Ancien élève de l’Ecole normale et ancien membre de l’Ecole française de Rome, agrégé en 1877 et docteur en 1882, il a professé la littérature française, d’abord à l’Ecole de Saint-Cyr (1882-1897), au lycée Condorcet, à l’Association pour l’Enseignement des jeunes filles, à la Sorbonne, à l’Ecole polytechnique.

A cet enseignement, qui lui a valu un renom d’esprit délicat et de causeur disert, se rattachent les deux volumes de la Littérature française au XIXe siècle, publiés sous le nom de Paul Albert, et où il a recueilli et rédigé les notes que son père avait laissées de son cours au Collège de France.

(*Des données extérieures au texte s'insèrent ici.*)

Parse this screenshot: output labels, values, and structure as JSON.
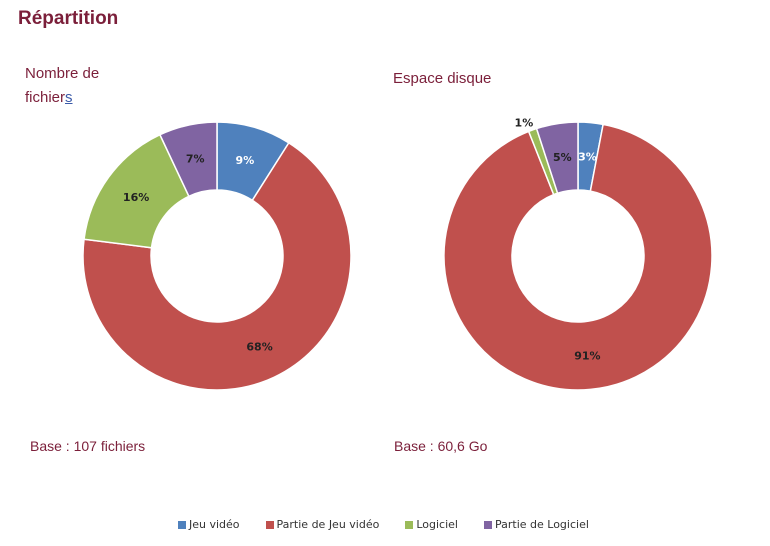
{
  "header": {
    "title": "Répartition"
  },
  "chart_data": [
    {
      "type": "pie",
      "subtype": "donut",
      "title_line1": "Nombre de",
      "title_line2_main": "fichier",
      "title_line2_tail": "s",
      "note": "Base : 107 fichiers",
      "categories": [
        "Jeu vidéo",
        "Partie de Jeu vidéo",
        "Logiciel",
        "Partie de Logiciel"
      ],
      "values": [
        9,
        68,
        16,
        7
      ],
      "labels": [
        "9%",
        "68%",
        "16%",
        "7%"
      ]
    },
    {
      "type": "pie",
      "subtype": "donut",
      "title": "Espace disque",
      "note": "Base : 60,6 Go",
      "categories": [
        "Jeu vidéo",
        "Partie de Jeu vidéo",
        "Logiciel",
        "Partie de Logiciel"
      ],
      "values": [
        3,
        91,
        1,
        5
      ],
      "labels": [
        "3%",
        "91%",
        "1%",
        "5%"
      ]
    }
  ],
  "legend": {
    "placement": "bottom",
    "items": [
      "Jeu vidéo",
      "Partie de Jeu vidéo",
      "Logiciel",
      "Partie de Logiciel"
    ]
  },
  "colors": [
    "#4f81bd",
    "#c0504d",
    "#9bbb59",
    "#8064a2"
  ]
}
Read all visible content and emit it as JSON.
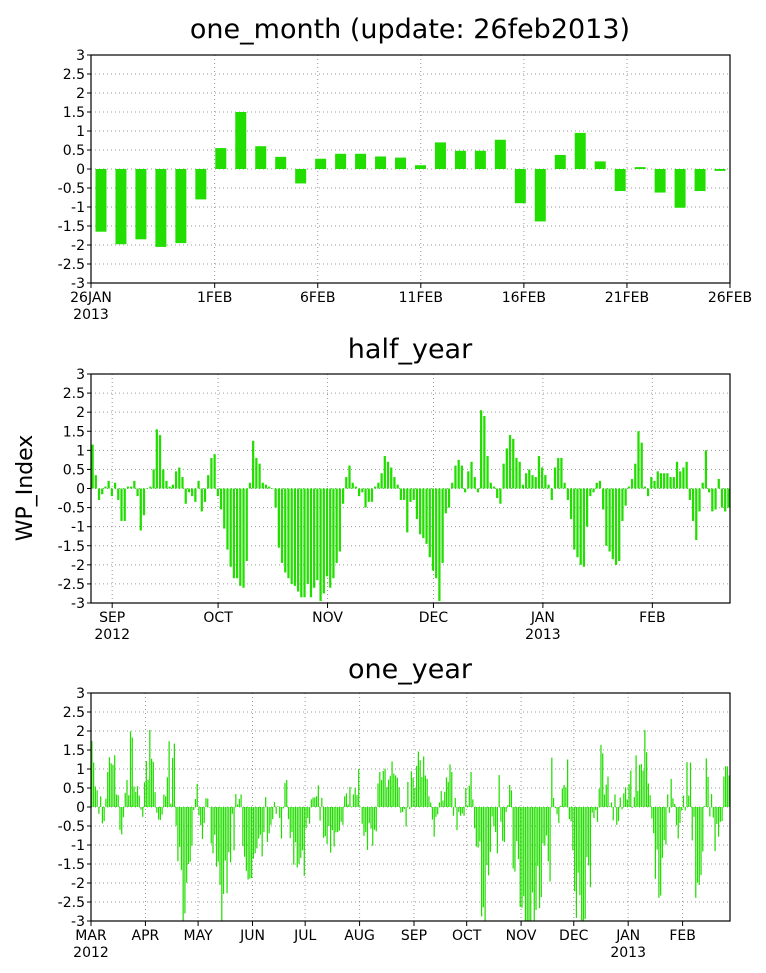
{
  "colors": {
    "bar": "#22dd00",
    "frame": "#000000",
    "grid": "#9a9a9a"
  },
  "y_axis_label": "WP_Index",
  "chart_data": [
    {
      "type": "bar",
      "title": "one_month (update: 26feb2013)",
      "ylim": [
        -3,
        3
      ],
      "yticks": [
        "-3",
        "-2.5",
        "-2",
        "-1.5",
        "-1",
        "-0.5",
        "0",
        "0.5",
        "1",
        "1.5",
        "2",
        "2.5",
        "3"
      ],
      "grid": true,
      "x_range_days": [
        0,
        31
      ],
      "xticks": [
        {
          "day": 0,
          "label": "26JAN",
          "year": "2013"
        },
        {
          "day": 6,
          "label": "1FEB"
        },
        {
          "day": 11,
          "label": "6FEB"
        },
        {
          "day": 16,
          "label": "11FEB"
        },
        {
          "day": 21,
          "label": "16FEB"
        },
        {
          "day": 26,
          "label": "21FEB"
        },
        {
          "day": 31,
          "label": "26FEB"
        }
      ],
      "values": [
        -1.65,
        -1.98,
        -1.85,
        -2.05,
        -1.95,
        -0.8,
        0.55,
        1.5,
        0.6,
        0.32,
        -0.38,
        0.27,
        0.4,
        0.4,
        0.33,
        0.3,
        0.1,
        0.7,
        0.48,
        0.48,
        0.77,
        -0.9,
        -1.38,
        0.37,
        0.95,
        0.2,
        -0.58,
        0.05,
        -0.62,
        -1.02,
        -0.58,
        -0.05
      ]
    },
    {
      "type": "bar",
      "title": "half_year",
      "ylim": [
        -3,
        3
      ],
      "yticks": [
        "-3",
        "-2.5",
        "-2",
        "-1.5",
        "-1",
        "-0.5",
        "0",
        "0.5",
        "1",
        "1.5",
        "2",
        "2.5",
        "3"
      ],
      "grid": true,
      "x_range_days": [
        0,
        181
      ],
      "xticks": [
        {
          "day": 6,
          "label": "SEP",
          "year": "2012"
        },
        {
          "day": 36,
          "label": "OCT"
        },
        {
          "day": 67,
          "label": "NOV"
        },
        {
          "day": 97,
          "label": "DEC"
        },
        {
          "day": 128,
          "label": "JAN",
          "year": "2013"
        },
        {
          "day": 159,
          "label": "FEB"
        }
      ],
      "values": [
        1.15,
        0.35,
        -0.3,
        -0.15,
        0.05,
        0.2,
        -0.2,
        0.15,
        -0.3,
        -0.85,
        -0.85,
        0.05,
        0.05,
        0.2,
        -0.2,
        -1.1,
        -0.7,
        0,
        0.05,
        0.5,
        1.55,
        1.4,
        0.5,
        0.2,
        0.05,
        0.1,
        0.45,
        0.55,
        0.3,
        -0.4,
        -0.1,
        -0.2,
        -0.35,
        0.2,
        -0.6,
        -0.35,
        0.35,
        0.8,
        0.9,
        -0.2,
        -0.55,
        -1.05,
        -1.6,
        -2.05,
        -2.35,
        -2.35,
        -2.55,
        -2.6,
        -1.9,
        0.15,
        1.25,
        0.8,
        0.65,
        0.15,
        0.1,
        0.05,
        0,
        -0.5,
        -1.55,
        -1.95,
        -2.2,
        -2.35,
        -2.5,
        -2.55,
        -2.7,
        -2.85,
        -2.85,
        -2.5,
        -2.85,
        -2.6,
        -2.4,
        -2.95,
        -2.75,
        -2.3,
        -2.6,
        -2.35,
        -1.95,
        -1.65,
        -0.4,
        0.3,
        0.6,
        0.15,
        0.05,
        -0.2,
        -0.1,
        -0.5,
        -0.35,
        -0.35,
        0.05,
        0.15,
        0.4,
        0.85,
        0.7,
        0.55,
        0.3,
        0.1,
        -0.3,
        -0.3,
        -1.15,
        -0.35,
        -0.3,
        -0.8,
        -1.2,
        -1.3,
        -1.45,
        -1.8,
        -2.15,
        -2.35,
        -2.95,
        -1.95,
        -0.65,
        -0.5,
        0.15,
        0.6,
        0.75,
        0.6,
        -0.1,
        0.45,
        0.7,
        0.3,
        -0.1,
        2.05,
        1.9,
        0.85,
        0.15,
        0.05,
        -0.25,
        -0.4,
        0.65,
        1.05,
        1.4,
        1.3,
        0.8,
        0.7,
        0.1,
        0.4,
        0.5,
        0.35,
        0.3,
        0.85,
        0.55,
        0.35,
        0.1,
        -0.3,
        0.55,
        0.8,
        0.8,
        0.15,
        -0.3,
        -0.8,
        -1.6,
        -1.8,
        -2.0,
        -2.05,
        -1.0,
        -0.2,
        -0.1,
        0.15,
        0.2,
        -0.55,
        -1.5,
        -1.65,
        -1.85,
        -2.0,
        -1.9,
        -0.85,
        -0.45,
        0.05,
        0.25,
        0.65,
        1.5,
        1.2,
        0.05,
        -0.2,
        0.3,
        0.2,
        0.45,
        0.4,
        0.4,
        0.4,
        0.3,
        0.3,
        0.7,
        0.45,
        0.55,
        0.7,
        -0.3,
        -0.85,
        -1.35,
        -0.6,
        0.15,
        1.0,
        -0.1,
        -0.6,
        -0.55,
        0.25,
        -0.5,
        -0.6,
        -0.5
      ]
    },
    {
      "type": "bar",
      "title": "one_year",
      "ylim": [
        -3,
        3
      ],
      "yticks": [
        "-3",
        "-2.5",
        "-2",
        "-1.5",
        "-1",
        "-0.5",
        "0",
        "0.5",
        "1",
        "1.5",
        "2",
        "2.5",
        "3"
      ],
      "grid": true,
      "x_range_days": [
        0,
        364
      ],
      "xticks": [
        {
          "day": 0,
          "label": "MAR",
          "year": "2012"
        },
        {
          "day": 31,
          "label": "APR"
        },
        {
          "day": 61,
          "label": "MAY"
        },
        {
          "day": 92,
          "label": "JUN"
        },
        {
          "day": 122,
          "label": "JUL"
        },
        {
          "day": 153,
          "label": "AUG"
        },
        {
          "day": 184,
          "label": "SEP"
        },
        {
          "day": 214,
          "label": "OCT"
        },
        {
          "day": 245,
          "label": "NOV"
        },
        {
          "day": 275,
          "label": "DEC"
        },
        {
          "day": 306,
          "label": "JAN",
          "year": "2013"
        },
        {
          "day": 337,
          "label": "FEB"
        }
      ],
      "segments": [
        {
          "start": 0,
          "end": 14,
          "lo": -0.05,
          "hi": 1.6,
          "amp": 0.5
        },
        {
          "start": 14,
          "end": 22,
          "lo": -0.4,
          "hi": 0.6,
          "amp": 0.4
        },
        {
          "start": 22,
          "end": 36,
          "lo": 0.0,
          "hi": 1.7,
          "amp": 0.6
        },
        {
          "start": 36,
          "end": 44,
          "lo": -0.5,
          "hi": 0.6,
          "amp": 0.5
        },
        {
          "start": 44,
          "end": 48,
          "lo": 0.4,
          "hi": 1.75,
          "amp": 0.5
        },
        {
          "start": 48,
          "end": 60,
          "lo": -2.9,
          "hi": -0.3,
          "amp": 0.8
        },
        {
          "start": 60,
          "end": 68,
          "lo": -0.8,
          "hi": 0.3,
          "amp": 0.5
        },
        {
          "start": 68,
          "end": 84,
          "lo": -2.5,
          "hi": -0.4,
          "amp": 0.9
        },
        {
          "start": 84,
          "end": 104,
          "lo": -1.7,
          "hi": -0.1,
          "amp": 0.7
        },
        {
          "start": 104,
          "end": 112,
          "lo": -0.7,
          "hi": 0.6,
          "amp": 0.5
        },
        {
          "start": 112,
          "end": 128,
          "lo": -1.7,
          "hi": -0.2,
          "amp": 0.6
        },
        {
          "start": 128,
          "end": 150,
          "lo": -0.9,
          "hi": 0.3,
          "amp": 0.5
        },
        {
          "start": 150,
          "end": 170,
          "lo": -0.6,
          "hi": 0.8,
          "amp": 0.6
        },
        {
          "start": 170,
          "end": 190,
          "lo": 0.0,
          "hi": 1.3,
          "amp": 0.6
        },
        {
          "start": 190,
          "end": 204,
          "lo": -0.6,
          "hi": 0.9,
          "amp": 0.5
        },
        {
          "start": 204,
          "end": 218,
          "lo": -0.5,
          "hi": 0.7,
          "amp": 0.5
        },
        {
          "start": 218,
          "end": 232,
          "lo": -2.5,
          "hi": -0.2,
          "amp": 1.0
        },
        {
          "start": 232,
          "end": 240,
          "lo": -0.8,
          "hi": 0.4,
          "amp": 0.5
        },
        {
          "start": 240,
          "end": 262,
          "lo": -2.85,
          "hi": -0.9,
          "amp": 1.0
        },
        {
          "start": 262,
          "end": 272,
          "lo": -0.8,
          "hi": 0.8,
          "amp": 0.6
        },
        {
          "start": 272,
          "end": 290,
          "lo": -2.8,
          "hi": -0.4,
          "amp": 1.0
        },
        {
          "start": 290,
          "end": 318,
          "lo": -0.3,
          "hi": 1.4,
          "amp": 0.8
        },
        {
          "start": 318,
          "end": 330,
          "lo": -1.9,
          "hi": -0.4,
          "amp": 0.8
        },
        {
          "start": 330,
          "end": 342,
          "lo": -0.5,
          "hi": 0.9,
          "amp": 0.6
        },
        {
          "start": 342,
          "end": 350,
          "lo": -2.0,
          "hi": -0.4,
          "amp": 0.8
        },
        {
          "start": 350,
          "end": 364,
          "lo": -0.8,
          "hi": 0.9,
          "amp": 0.6
        }
      ]
    }
  ]
}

Outre de nombreux articles de journaux et de revues, Maurice Albert a publié plusieurs ouvrages de critique et d’histoire, dont deux ont été couronnés par l’Académie française : la Littérature française sous la Révolution, l’Empire et la Restauration, et les Théâtres de la Foire. Un volume d’érudition rare et curieuse, les Médecins grecs à Rome, a reçu la même distinction de l’Académie de médecine. Citons encore une thèse latine, De villis Tiburtinis principe Augusto, des mémoires sur le Culte de Castor et Pollux en Italie et sur les Boucliers décoratifs du musée de Naples, des études sur l’Art poétique d’Horace, et sur Anacréon, les poètes lyriques de la Grèce et les imitateurs de la Renaissance, la biographie d’un Homme de lettres sous l’Empire et la Restauration : Edmond Géraud, les Théâtres des Boulevards, faisant suite aux Théâtres de la Foire, un travail sur Molière et une Histoire de l’esprit féminin : la Femme française dans notre littérature. >>

Source : www.cosmovisions.com

Publications :

– « Un médecin grec à Rome sous la République : Asclépiadès », in la Revue Scientifique, 25 mars 1893 (texte intégral ici)

Les médecins grecs à Rome, Hachette, Paris, 1894 (fiche en cours de création).